I do agree that some teaching is likely to be being performed by teachers whose specialist subject isn't the one they are teaching. It is also getting harder to get good quality teachers (as indicated by A Levels in said subject) but don't know how they are "weeded out" in either state or private schools.

DH went to a private school and got lower grades than I did in his exams, although probably a more rounded education overall.

Universities have a very difficult game to play in working out who should get places.

Ormirian · 09/02/2011 11:07

No, I meant my own study/bedroom in school. Even though I wasn't a boarder.

LawrieMarlow · 09/02/2011 11:08

I had my own bedroom too :)

Not sure what I was really saying in my post above, but I agree with cory anyway :)

LeQueen · 09/02/2011 11:11

This reply has been deleted

Message withdrawn at poster's request.

LawrieMarlow · 09/02/2011 11:11

In terms of Oxbridge entry, having teachers who have experience of it (either in having gone there, or the school having experience of entering pupils there) does make a difference.

At my school there was a history of pupils applying to Oxbridge, especially in Maths and Science subjects. Two of the maths teachers went there and were able to support pupils applying, especially in terms of the extra exams needed (although some of those are needed for ie Warwick as well). Without that support it is going to be less likely pupils will apply, as it likely to be seen as an unachievable goal I think.

LeQueen · 09/02/2011 11:13

This reply has been deleted

Message withdrawn at poster's request.

LawrieMarlow · 09/02/2011 11:17

I should think that most if not all comprehensives stream and/or set for academic subjects.

cory · 09/02/2011 11:20

LeQueen, I couldn't say if all comprehensives stream: I only know that they do around here. But then my point wasn't that comprehensives are better, just that some are good, and the dividing line is not necessarily between state and private but between good teaching and bad teaching.

As for your later post, I wouldn't consider being less well off or living in a 3 bed semi a sign of educational disadvantage: the educational disadvantage to me would be having parents who weren't used to reading or not interested. (and btw round here, a 3 bed semi is considered a sign of relative affluence Wink)

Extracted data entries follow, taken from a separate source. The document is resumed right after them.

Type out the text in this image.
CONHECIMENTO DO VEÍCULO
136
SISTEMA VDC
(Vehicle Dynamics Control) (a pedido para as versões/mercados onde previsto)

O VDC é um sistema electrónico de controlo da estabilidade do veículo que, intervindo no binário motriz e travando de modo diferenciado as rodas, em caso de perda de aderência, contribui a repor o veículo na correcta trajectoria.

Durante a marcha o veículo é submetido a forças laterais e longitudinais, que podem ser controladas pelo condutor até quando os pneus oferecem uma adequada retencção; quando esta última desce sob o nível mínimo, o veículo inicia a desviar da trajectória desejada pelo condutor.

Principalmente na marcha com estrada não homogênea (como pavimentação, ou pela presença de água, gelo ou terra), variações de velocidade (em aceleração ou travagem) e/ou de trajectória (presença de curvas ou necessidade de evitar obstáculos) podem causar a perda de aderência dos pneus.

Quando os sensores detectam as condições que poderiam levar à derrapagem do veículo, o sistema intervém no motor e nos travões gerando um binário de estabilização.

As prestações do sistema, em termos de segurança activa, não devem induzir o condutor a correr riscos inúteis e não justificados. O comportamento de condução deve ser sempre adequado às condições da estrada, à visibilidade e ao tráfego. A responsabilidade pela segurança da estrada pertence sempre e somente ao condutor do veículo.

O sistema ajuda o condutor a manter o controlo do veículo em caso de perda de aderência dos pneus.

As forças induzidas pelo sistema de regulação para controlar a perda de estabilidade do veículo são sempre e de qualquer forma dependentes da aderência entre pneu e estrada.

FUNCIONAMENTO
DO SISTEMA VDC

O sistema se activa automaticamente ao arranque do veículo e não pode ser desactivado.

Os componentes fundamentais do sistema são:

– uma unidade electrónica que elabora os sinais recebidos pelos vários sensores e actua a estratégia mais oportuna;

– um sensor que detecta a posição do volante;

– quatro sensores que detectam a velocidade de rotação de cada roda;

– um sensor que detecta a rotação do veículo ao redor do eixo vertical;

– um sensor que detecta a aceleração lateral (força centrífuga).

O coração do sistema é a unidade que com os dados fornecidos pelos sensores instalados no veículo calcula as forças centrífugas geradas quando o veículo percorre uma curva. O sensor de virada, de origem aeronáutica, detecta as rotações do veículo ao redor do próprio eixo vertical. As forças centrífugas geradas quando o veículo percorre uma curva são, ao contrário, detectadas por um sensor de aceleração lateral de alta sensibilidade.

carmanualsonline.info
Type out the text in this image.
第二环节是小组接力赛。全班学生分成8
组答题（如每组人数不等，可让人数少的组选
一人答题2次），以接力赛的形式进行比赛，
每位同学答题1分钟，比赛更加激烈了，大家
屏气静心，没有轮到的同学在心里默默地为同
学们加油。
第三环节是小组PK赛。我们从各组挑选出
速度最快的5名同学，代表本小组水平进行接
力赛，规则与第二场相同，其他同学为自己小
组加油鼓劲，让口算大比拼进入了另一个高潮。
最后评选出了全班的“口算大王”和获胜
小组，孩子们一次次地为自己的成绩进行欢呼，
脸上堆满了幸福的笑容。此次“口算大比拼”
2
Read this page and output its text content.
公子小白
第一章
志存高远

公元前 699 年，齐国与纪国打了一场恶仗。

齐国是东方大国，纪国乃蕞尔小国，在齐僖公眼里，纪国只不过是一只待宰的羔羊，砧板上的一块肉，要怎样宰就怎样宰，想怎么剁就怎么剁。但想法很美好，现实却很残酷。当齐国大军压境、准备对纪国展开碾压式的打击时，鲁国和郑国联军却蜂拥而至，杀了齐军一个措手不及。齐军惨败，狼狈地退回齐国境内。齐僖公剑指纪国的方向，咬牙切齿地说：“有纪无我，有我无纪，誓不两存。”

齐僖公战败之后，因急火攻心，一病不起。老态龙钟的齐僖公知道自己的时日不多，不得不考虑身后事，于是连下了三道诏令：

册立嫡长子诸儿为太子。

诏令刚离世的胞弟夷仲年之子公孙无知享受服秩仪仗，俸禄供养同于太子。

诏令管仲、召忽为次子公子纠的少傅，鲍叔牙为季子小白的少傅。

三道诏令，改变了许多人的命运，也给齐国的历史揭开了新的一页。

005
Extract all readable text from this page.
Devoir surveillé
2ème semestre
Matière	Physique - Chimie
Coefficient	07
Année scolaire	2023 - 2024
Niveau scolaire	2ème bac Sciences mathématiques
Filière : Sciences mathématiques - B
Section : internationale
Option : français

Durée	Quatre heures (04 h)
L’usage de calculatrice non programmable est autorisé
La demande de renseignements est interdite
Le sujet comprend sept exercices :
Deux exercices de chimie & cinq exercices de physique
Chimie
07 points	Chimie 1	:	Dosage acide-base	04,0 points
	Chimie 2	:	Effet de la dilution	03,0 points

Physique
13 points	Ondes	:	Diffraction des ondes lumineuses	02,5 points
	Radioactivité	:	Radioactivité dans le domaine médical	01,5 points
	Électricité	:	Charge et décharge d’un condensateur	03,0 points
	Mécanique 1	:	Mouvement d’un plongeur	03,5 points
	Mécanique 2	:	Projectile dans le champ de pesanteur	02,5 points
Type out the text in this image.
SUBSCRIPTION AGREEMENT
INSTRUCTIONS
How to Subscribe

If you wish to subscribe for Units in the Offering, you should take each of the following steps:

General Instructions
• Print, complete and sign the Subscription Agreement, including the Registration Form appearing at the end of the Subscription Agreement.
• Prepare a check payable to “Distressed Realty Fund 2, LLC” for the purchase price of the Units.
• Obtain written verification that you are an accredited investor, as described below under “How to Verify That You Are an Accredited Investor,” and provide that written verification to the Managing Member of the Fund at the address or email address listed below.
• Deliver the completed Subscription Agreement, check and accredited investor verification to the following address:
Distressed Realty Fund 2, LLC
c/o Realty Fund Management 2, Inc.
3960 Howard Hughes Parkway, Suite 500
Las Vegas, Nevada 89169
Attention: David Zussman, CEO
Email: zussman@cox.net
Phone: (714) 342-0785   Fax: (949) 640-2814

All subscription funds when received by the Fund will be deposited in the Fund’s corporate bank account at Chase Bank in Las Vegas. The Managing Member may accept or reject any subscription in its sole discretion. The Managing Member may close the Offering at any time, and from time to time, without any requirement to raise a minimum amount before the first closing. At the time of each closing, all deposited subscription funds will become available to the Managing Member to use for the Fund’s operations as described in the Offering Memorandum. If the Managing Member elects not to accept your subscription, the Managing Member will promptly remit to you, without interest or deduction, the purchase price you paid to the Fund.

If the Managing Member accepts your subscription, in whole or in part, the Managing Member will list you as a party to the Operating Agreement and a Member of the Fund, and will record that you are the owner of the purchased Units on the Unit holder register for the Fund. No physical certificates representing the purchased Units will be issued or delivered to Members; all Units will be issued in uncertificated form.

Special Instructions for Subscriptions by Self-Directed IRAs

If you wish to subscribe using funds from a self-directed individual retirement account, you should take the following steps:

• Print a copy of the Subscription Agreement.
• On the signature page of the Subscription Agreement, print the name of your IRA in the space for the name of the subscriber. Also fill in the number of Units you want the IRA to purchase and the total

it's not primarily about money: dh's parents probably spent similar amounts down the pub to what I spend on (mainly second-hand) books

Tunip · 09/02/2011 11:20

Private school does not necessarily mean better teachers. A teacher in a private school does not have to be qualified teacher!

onimolap · 09/02/2011 11:21

You might like to read this article from today's Daily Telegraph.

It's written by someone from Civitas, but is he right about a) the heritability of IQ and what that means in terms of effect on class/income and in turn education choices/outcomes and b) intelligence being the overriding factor (he's not saying it's the only factor, rather that it trumps the others).

charitygirl · 09/02/2011 11:22

Whatever - of course lots of private school children work themselves very hard and the competitive.hot-housey vibe of some provates actually encourages in children who are 'bent' that way anyweay.

But I went to a top private, and then to Oxfird, and the state school kids there were brighter and harder working than most of their privately educated peers. Were I an admission tutor, I would look more faveourably oupon the state educated children preducted top grades.

Privately educating parents can;t have it both ways - you cant believe state education is shite, AND not think that ON AVERAGE, the children in state schools who achieve on a par with top privates, might be better than your little darlings.